Nearly all of the other answers are correct, but they miss one aspect of this: When you use the extra const on a parameter in a function declaration, the compiler will essentially ignore it. For a moment, let's ignore the complexity of your example being a pointer and just use an int.

void foo(const int x);

declares the same function as

void foo(int x);

Only in the definition of the function is the extra const meaningful:

void foo(const int x) {
    // do something with x here, but you cannot change it
}

This definition is compatible with either of the declarations above.

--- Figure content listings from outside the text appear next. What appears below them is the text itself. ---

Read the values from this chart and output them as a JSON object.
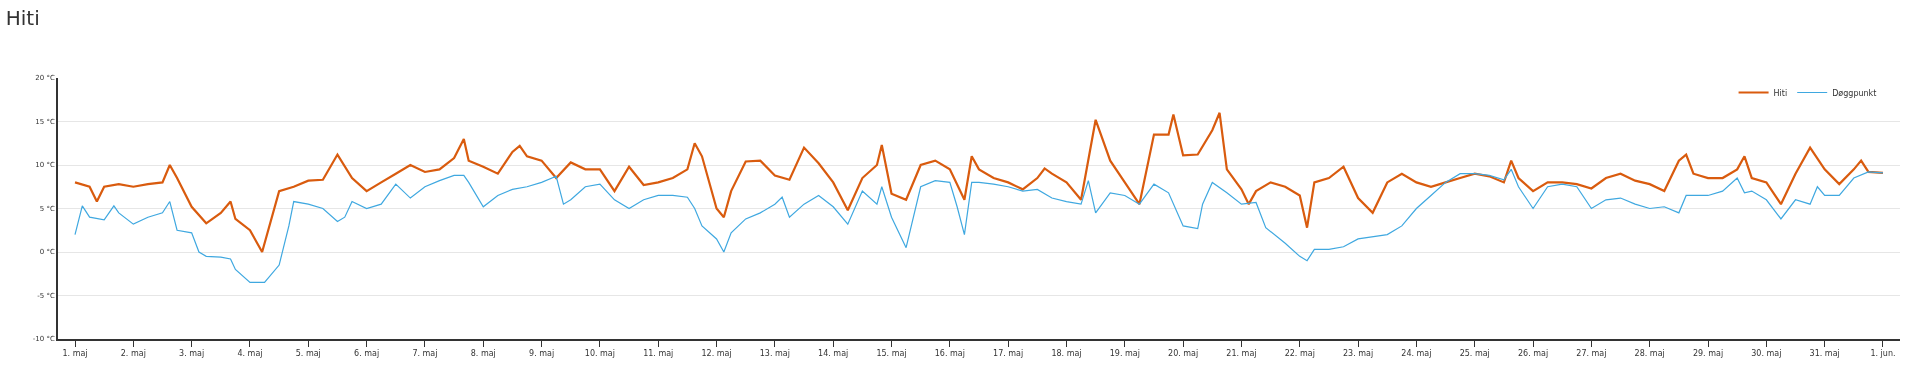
{
  "chart_data": {
    "type": "line",
    "title": "Hiti",
    "xlim": [
      "--04-30T17:00",
      "--06-01T07:00"
    ],
    "xticks": [
      {
        "value": "--05-01",
        "label": "1. maj"
      },
      {
        "value": "--05-02",
        "label": "2. maj"
      },
      {
        "value": "--05-03",
        "label": "3. maj"
      },
      {
        "value": "--05-04",
        "label": "4. maj"
      },
      {
        "value": "--05-05",
        "label": "5. maj"
      },
      {
        "value": "--05-06",
        "label": "6. maj"
      },
      {
        "value": "--05-07",
        "label": "7. maj"
      },
      {
        "value": "--05-08",
        "label": "8. maj"
      },
      {
        "value": "--05-09",
        "label": "9. maj"
      },
      {
        "value": "--05-10",
        "label": "10. maj"
      },
      {
        "value": "--05-11",
        "label": "11. maj"
      },
      {
        "value": "--05-12",
        "label": "12. maj"
      },
      {
        "value": "--05-13",
        "label": "13. maj"
      },
      {
        "value": "--05-14",
        "label": "14. maj"
      },
      {
        "value": "--05-15",
        "label": "15. maj"
      },
      {
        "value": "--05-16",
        "label": "16. maj"
      },
      {
        "value": "--05-17",
        "label": "17. maj"
      },
      {
        "value": "--05-18",
        "label": "18. maj"
      },
      {
        "value": "--05-19",
        "label": "19. maj"
      },
      {
        "value": "--05-20",
        "label": "20. maj"
      },
      {
        "value": "--05-21",
        "label": "21. maj"
      },
      {
        "value": "--05-22",
        "label": "22. maj"
      },
      {
        "value": "--05-23",
        "label": "23. maj"
      },
      {
        "value": "--05-24",
        "label": "24. maj"
      },
      {
        "value": "--05-25",
        "label": "25. maj"
      },
      {
        "value": "--05-26",
        "label": "26. maj"
      },
      {
        "value": "--05-27",
        "label": "27. maj"
      },
      {
        "value": "--05-28",
        "label": "28. maj"
      },
      {
        "value": "--05-29",
        "label": "29. maj"
      },
      {
        "value": "--05-30",
        "label": "30. maj"
      },
      {
        "value": "--05-31",
        "label": "31. maj"
      },
      {
        "value": "--06-01",
        "label": "1. jun."
      }
    ],
    "ylim": [
      -10,
      20
    ],
    "yticks": [
      {
        "value": -10,
        "label": "-10 °C"
      },
      {
        "value": -5,
        "label": "-5 °C"
      },
      {
        "value": 0,
        "label": "0 °C"
      },
      {
        "value": 5,
        "label": "5 °C"
      },
      {
        "value": 10,
        "label": "10 °C"
      },
      {
        "value": 15,
        "label": "15 °C"
      },
      {
        "value": 20,
        "label": "20 °C"
      }
    ],
    "grid": "y",
    "legend": "top right",
    "marker": "none",
    "line_style": "solid",
    "series": [
      {
        "name": "Hiti",
        "color": "#d95b0e",
        "x": [
          "--05-01T00:00",
          "--05-01T06:00",
          "--05-01T09:00",
          "--05-01T12:00",
          "--05-01T18:00",
          "--05-02T00:00",
          "--05-02T06:00",
          "--05-02T12:00",
          "--05-02T15:00",
          "--05-02T18:00",
          "--05-03T00:00",
          "--05-03T06:00",
          "--05-03T12:00",
          "--05-03T16:00",
          "--05-03T18:00",
          "--05-04T00:00",
          "--05-04T05:00",
          "--05-04T12:00",
          "--05-04T18:00",
          "--05-05T00:00",
          "--05-05T06:00",
          "--05-05T12:00",
          "--05-05T18:00",
          "--05-06T00:00",
          "--05-06T06:00",
          "--05-06T12:00",
          "--05-06T18:00",
          "--05-07T00:00",
          "--05-07T06:00",
          "--05-07T12:00",
          "--05-07T16:00",
          "--05-07T18:00",
          "--05-08T00:00",
          "--05-08T06:00",
          "--05-08T12:00",
          "--05-08T15:00",
          "--05-08T18:00",
          "--05-09T00:00",
          "--05-09T06:00",
          "--05-09T12:00",
          "--05-09T18:00",
          "--05-10T00:00",
          "--05-10T06:00",
          "--05-10T12:00",
          "--05-10T18:00",
          "--05-11T00:00",
          "--05-11T06:00",
          "--05-11T12:00",
          "--05-11T15:00",
          "--05-11T18:00",
          "--05-12T00:00",
          "--05-12T03:00",
          "--05-12T06:00",
          "--05-12T12:00",
          "--05-12T18:00",
          "--05-13T00:00",
          "--05-13T06:00",
          "--05-13T12:00",
          "--05-13T18:00",
          "--05-14T00:00",
          "--05-14T06:00",
          "--05-14T12:00",
          "--05-14T18:00",
          "--05-14T20:00",
          "--05-15T00:00",
          "--05-15T06:00",
          "--05-15T12:00",
          "--05-15T18:00",
          "--05-16T00:00",
          "--05-16T06:00",
          "--05-16T09:00",
          "--05-16T12:00",
          "--05-16T18:00",
          "--05-17T00:00",
          "--05-17T06:00",
          "--05-17T12:00",
          "--05-17T15:00",
          "--05-17T18:00",
          "--05-18T00:00",
          "--05-18T06:00",
          "--05-18T12:00",
          "--05-18T18:00",
          "--05-19T00:00",
          "--05-19T06:00",
          "--05-19T12:00",
          "--05-19T18:00",
          "--05-19T20:00",
          "--05-20T00:00",
          "--05-20T06:00",
          "--05-20T12:00",
          "--05-20T15:00",
          "--05-20T18:00",
          "--05-21T00:00",
          "--05-21T03:00",
          "--05-21T06:00",
          "--05-21T12:00",
          "--05-21T18:00",
          "--05-22T00:00",
          "--05-22T03:00",
          "--05-22T06:00",
          "--05-22T12:00",
          "--05-22T18:00",
          "--05-23T00:00",
          "--05-23T06:00",
          "--05-23T12:00",
          "--05-23T18:00",
          "--05-24T00:00",
          "--05-24T06:00",
          "--05-24T12:00",
          "--05-24T18:00",
          "--05-25T00:00",
          "--05-25T06:00",
          "--05-25T12:00",
          "--05-25T15:00",
          "--05-25T18:00",
          "--05-26T00:00",
          "--05-26T06:00",
          "--05-26T12:00",
          "--05-26T18:00",
          "--05-27T00:00",
          "--05-27T06:00",
          "--05-27T12:00",
          "--05-27T18:00",
          "--05-28T00:00",
          "--05-28T06:00",
          "--05-28T12:00",
          "--05-28T15:00",
          "--05-28T18:00",
          "--05-29T00:00",
          "--05-29T06:00",
          "--05-29T12:00",
          "--05-29T15:00",
          "--05-29T18:00",
          "--05-30T00:00",
          "--05-30T06:00",
          "--05-30T12:00",
          "--05-30T18:00",
          "--05-31T00:00",
          "--05-31T06:00",
          "--05-31T12:00",
          "--05-31T15:00",
          "--05-31T18:00",
          "--06-01T00:00"
        ],
        "values": [
          8.0,
          7.5,
          5.8,
          7.5,
          7.8,
          7.5,
          7.8,
          8.0,
          10.0,
          8.5,
          5.2,
          3.3,
          4.5,
          5.8,
          3.8,
          2.5,
          0.0,
          7.0,
          7.5,
          8.2,
          8.3,
          11.2,
          8.5,
          7.0,
          8.0,
          9.0,
          10.0,
          9.2,
          9.5,
          10.8,
          13.0,
          10.5,
          9.8,
          9.0,
          11.5,
          12.2,
          11.0,
          10.5,
          8.5,
          10.3,
          9.5,
          9.5,
          7.0,
          9.8,
          7.7,
          8.0,
          8.5,
          9.5,
          12.5,
          11.0,
          5.0,
          4.0,
          7.0,
          10.4,
          10.5,
          8.8,
          8.3,
          12.0,
          10.2,
          8.0,
          4.8,
          8.5,
          10.0,
          12.3,
          6.7,
          6.0,
          10.0,
          10.5,
          9.5,
          6.0,
          11.0,
          9.5,
          8.5,
          8.0,
          7.2,
          8.5,
          9.6,
          9.0,
          8.0,
          6.0,
          15.2,
          10.5,
          8.0,
          5.5,
          13.5,
          13.5,
          15.8,
          11.1,
          11.2,
          14.0,
          16.0,
          9.5,
          7.2,
          5.5,
          7.0,
          8.0,
          7.5,
          6.5,
          2.8,
          8.0,
          8.5,
          9.8,
          6.2,
          4.5,
          8.0,
          9.0,
          8.0,
          7.5,
          8.0,
          8.5,
          9.0,
          8.7,
          8.0,
          10.5,
          8.5,
          7.0,
          8.0,
          8.0,
          7.8,
          7.3,
          8.5,
          9.0,
          8.2,
          7.8,
          7.0,
          10.5,
          11.2,
          9.0,
          8.5,
          8.5,
          9.5,
          11.0,
          8.5,
          8.0,
          5.5,
          9.0,
          12.0,
          9.5,
          7.8,
          9.5,
          10.5,
          9.2,
          9.1
        ]
      },
      {
        "name": "Døggpunkt",
        "color": "#3fa8e0",
        "x": [
          "--05-01T00:00",
          "--05-01T03:00",
          "--05-01T06:00",
          "--05-01T12:00",
          "--05-01T16:00",
          "--05-01T18:00",
          "--05-02T00:00",
          "--05-02T06:00",
          "--05-02T12:00",
          "--05-02T15:00",
          "--05-02T18:00",
          "--05-03T00:00",
          "--05-03T03:00",
          "--05-03T06:00",
          "--05-03T12:00",
          "--05-03T16:00",
          "--05-03T18:00",
          "--05-04T00:00",
          "--05-04T06:00",
          "--05-04T12:00",
          "--05-04T16:00",
          "--05-04T18:00",
          "--05-05T00:00",
          "--05-05T06:00",
          "--05-05T12:00",
          "--05-05T15:00",
          "--05-05T18:00",
          "--05-06T00:00",
          "--05-06T06:00",
          "--05-06T12:00",
          "--05-06T18:00",
          "--05-07T00:00",
          "--05-07T06:00",
          "--05-07T12:00",
          "--05-07T16:00",
          "--05-07T18:00",
          "--05-08T00:00",
          "--05-08T06:00",
          "--05-08T12:00",
          "--05-08T18:00",
          "--05-09T00:00",
          "--05-09T06:00",
          "--05-09T09:00",
          "--05-09T12:00",
          "--05-09T18:00",
          "--05-10T00:00",
          "--05-10T06:00",
          "--05-10T12:00",
          "--05-10T18:00",
          "--05-11T00:00",
          "--05-11T06:00",
          "--05-11T12:00",
          "--05-11T15:00",
          "--05-11T18:00",
          "--05-12T00:00",
          "--05-12T03:00",
          "--05-12T06:00",
          "--05-12T12:00",
          "--05-12T18:00",
          "--05-13T00:00",
          "--05-13T03:00",
          "--05-13T06:00",
          "--05-13T12:00",
          "--05-13T18:00",
          "--05-14T00:00",
          "--05-14T06:00",
          "--05-14T12:00",
          "--05-14T18:00",
          "--05-14T20:00",
          "--05-15T00:00",
          "--05-15T06:00",
          "--05-15T12:00",
          "--05-15T18:00",
          "--05-16T00:00",
          "--05-16T03:00",
          "--05-16T06:00",
          "--05-16T09:00",
          "--05-16T12:00",
          "--05-16T18:00",
          "--05-17T00:00",
          "--05-17T06:00",
          "--05-17T12:00",
          "--05-17T18:00",
          "--05-18T00:00",
          "--05-18T06:00",
          "--05-18T09:00",
          "--05-18T12:00",
          "--05-18T18:00",
          "--05-19T00:00",
          "--05-19T06:00",
          "--05-19T12:00",
          "--05-19T18:00",
          "--05-20T00:00",
          "--05-20T06:00",
          "--05-20T08:00",
          "--05-20T12:00",
          "--05-20T18:00",
          "--05-21T00:00",
          "--05-21T06:00",
          "--05-21T10:00",
          "--05-21T18:00",
          "--05-22T00:00",
          "--05-22T03:00",
          "--05-22T06:00",
          "--05-22T12:00",
          "--05-22T18:00",
          "--05-23T00:00",
          "--05-23T12:00",
          "--05-23T18:00",
          "--05-24T00:00",
          "--05-24T06:00",
          "--05-24T12:00",
          "--05-24T18:00",
          "--05-25T00:00",
          "--05-25T06:00",
          "--05-25T12:00",
          "--05-25T15:00",
          "--05-25T18:00",
          "--05-26T00:00",
          "--05-26T06:00",
          "--05-26T12:00",
          "--05-26T18:00",
          "--05-27T00:00",
          "--05-27T06:00",
          "--05-27T12:00",
          "--05-27T18:00",
          "--05-28T00:00",
          "--05-28T06:00",
          "--05-28T12:00",
          "--05-28T15:00",
          "--05-28T18:00",
          "--05-29T00:00",
          "--05-29T06:00",
          "--05-29T12:00",
          "--05-29T15:00",
          "--05-29T18:00",
          "--05-30T00:00",
          "--05-30T06:00",
          "--05-30T12:00",
          "--05-30T18:00",
          "--05-30T21:00",
          "--05-31T00:00",
          "--05-31T06:00",
          "--05-31T12:00",
          "--05-31T18:00",
          "--06-01T00:00"
        ],
        "values": [
          2.0,
          5.3,
          4.0,
          3.7,
          5.3,
          4.5,
          3.2,
          4.0,
          4.5,
          5.8,
          2.5,
          2.2,
          0.0,
          -0.5,
          -0.6,
          -0.8,
          -2.0,
          -3.5,
          -3.5,
          -1.5,
          3.0,
          5.8,
          5.5,
          5.0,
          3.5,
          4.0,
          5.8,
          5.0,
          5.5,
          7.8,
          6.2,
          7.5,
          8.2,
          8.8,
          8.8,
          8.0,
          5.2,
          6.5,
          7.2,
          7.5,
          8.0,
          8.7,
          5.5,
          6.0,
          7.5,
          7.8,
          6.0,
          5.0,
          6.0,
          6.5,
          6.5,
          6.3,
          5.0,
          3.0,
          1.5,
          0.0,
          2.2,
          3.8,
          4.5,
          5.5,
          6.3,
          4.0,
          5.5,
          6.5,
          5.2,
          3.2,
          7.0,
          5.5,
          7.5,
          4.0,
          0.5,
          7.5,
          8.2,
          8.0,
          5.2,
          2.0,
          8.0,
          8.0,
          7.8,
          7.5,
          7.0,
          7.2,
          6.2,
          5.8,
          5.5,
          8.2,
          4.5,
          6.8,
          6.5,
          5.5,
          7.8,
          6.8,
          3.0,
          2.7,
          5.5,
          8.0,
          6.8,
          5.5,
          5.7,
          2.8,
          1.0,
          -0.5,
          -1.0,
          0.3,
          0.3,
          0.6,
          1.5,
          2.0,
          3.0,
          5.0,
          6.5,
          8.0,
          9.0,
          9.0,
          8.8,
          8.3,
          9.5,
          7.5,
          5.0,
          7.5,
          7.8,
          7.5,
          5.0,
          6.0,
          6.2,
          5.5,
          5.0,
          5.2,
          4.5,
          6.5,
          6.5,
          6.5,
          7.0,
          8.5,
          6.8,
          7.0,
          6.0,
          3.8,
          6.0,
          5.5,
          7.5,
          6.5,
          6.5,
          8.5,
          9.2,
          9.1
        ]
      }
    ]
  }
}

The caller doesn't care that x is const--that's an implementation detail that's not relevant at the call site.

If you have a const pointer to const data, the same rules apply:

// these declarations are equivalent
void print_string(const char * const the_string);
void print_string(const char * the_string);

// In this definition, you cannot change the value of the pointer within the
// body of the function.  It's essentially a const local variable.
void print_string(const char * const the_string) {
    cout << the_string << endl;
    the_string = nullptr;  // COMPILER ERROR HERE
}

// In this definition, you can change the value of the pointer (but you 
// still can't change the data it's pointed to).  And even if you change
// the_string, that has no effect outside this function.
void print_string(const char * the_string) {
    cout << the_string << endl;
    the_string = nullptr;  // OK, but not observable outside this func
}

Few C++ programmers bother to make parameters const, even when they could be, regardless of whether those parameters are pointers.

Answer 8

There's no reason why either one wouldn't work. All print_string() does is print the value. It doesn't try to modify it.

It's a good idea to make function that don't modify mark arguments as const. The advantage is that variables that can't change (or you don't want to change) can be passed to these functions without error.

As far as the exact syntax, you want to indicate which type of arguments are "safe" to be passed to the function.

Answer 9

The difference is that without the extra const the programmer could change, inside the method, where the pointer points to; for example:

 void print_string(const char * the_string)
 {
    cout << the_string << endl;
    //....
    the_string = another_string();
    //....

 }

That would be instead illegal if the signature were void print_string(const char * const the_string)

Many programmers feel too verbose (in most scenarios) the extra const keyword and omit it, even though it would be semantically correct.

Answer 10

I think it's vary rarely relevant, because your function isn't getting called with arguments like &*the_string or **the_string. The pointer itself is a value-type argument, so even if you modify it you're not going to change the copy that was used to call your function. The version you're showing ensures that the string will not change, and I think that's sufficient in this case.

Answer 11

In the latter, you are guaranteeing not to modify neither the pointer nor the characters. In the former, you only guarantee that the contents will not change, but you may move the pointer around.

Answer 12

The difference between the two is that char* can point to any arbitrary pointer. Const char* by contrast, points to constants defined in the DATA section of the executable. And, as such, you cannot modify the character values of a const char* string.